Однако больше всего ценились раковины иной формы — треугольные. Их получали путем рассечения оснований огромных конических раковин, добываемых в Индийском океане. Одна сторона этого треугольного медальона была совершенно гладкой, как слоновая кость, на другой выделялись отчетливые следы, напоминавшие улиточьи ходы.
Стоимость такой раковины колебалась от одной до трех коз. В более отдаленных провинциях за нее иногда давали даже корову. Теперь местные африканские базары засыпаны подобными треугольными раковинами фабричной работы, изготовленными из какой-то низкопробной европейской глины.
Первые настоящие бусы были завезены сюда из Египта и Маската. Разноцветные, с прожилками, они отливались из стекла ручным способом. Позже появились кольцевидные, неумело сделанные португальские бусы трех цветов: фиолетовые, желтые и зеленые.

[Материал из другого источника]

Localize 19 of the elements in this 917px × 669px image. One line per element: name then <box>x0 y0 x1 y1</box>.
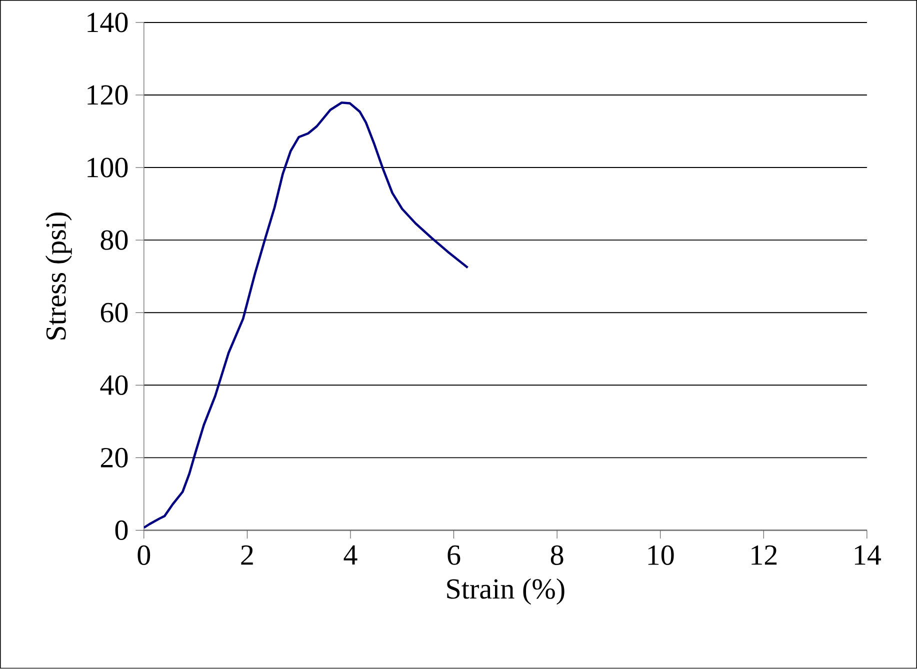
x-tick-label: 2 <box>241 546 253 565</box>
y-tick-label: 80 <box>100 230 128 250</box>
y-tick-label: 140 <box>88 12 128 32</box>
y-axis-title: Stress (psi) <box>45 212 72 340</box>
x-tick-label: 12 <box>752 546 777 565</box>
x-tick-label: 4 <box>344 546 358 565</box>
x-tick-label: 14 <box>854 546 882 565</box>
line-series <box>144 102 469 530</box>
y-tick-label: 20 <box>100 448 128 468</box>
y-tick-label: 60 <box>100 302 128 323</box>
y-tick-label: 120 <box>88 85 128 105</box>
x-tick-label: 6 <box>448 546 460 566</box>
x-axis-title: Strain (%) <box>447 578 564 605</box>
x-tick-label: 0 <box>138 546 150 566</box>
y-tick-label: 40 <box>100 376 128 396</box>
x-tick-label: 10 <box>648 546 674 566</box>
y-tick-label: 100 <box>88 158 128 178</box>
x-tick-label: 8 <box>550 546 564 566</box>
y-tick-label: 0 <box>115 520 128 540</box>
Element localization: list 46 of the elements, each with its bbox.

Первые путешественники, отправляясь в Африку, брали с собой огромное количество всевозможных бус, чтобы менять их на продовольствие и товары. Но это было очень давно. Теперь даже в самых диких уголках предпочитают деньги, разумеется, те, которые поблескивают и звенят. Бумажные деньги не имеют здесь никакой цены. Спрятанные в глиняный горшок или завернутые в лист банана и брошенные в угол, прямо на землю, бумажные банкноты будут немедленно истреблены, особенно если они придутся по вкусу крысам.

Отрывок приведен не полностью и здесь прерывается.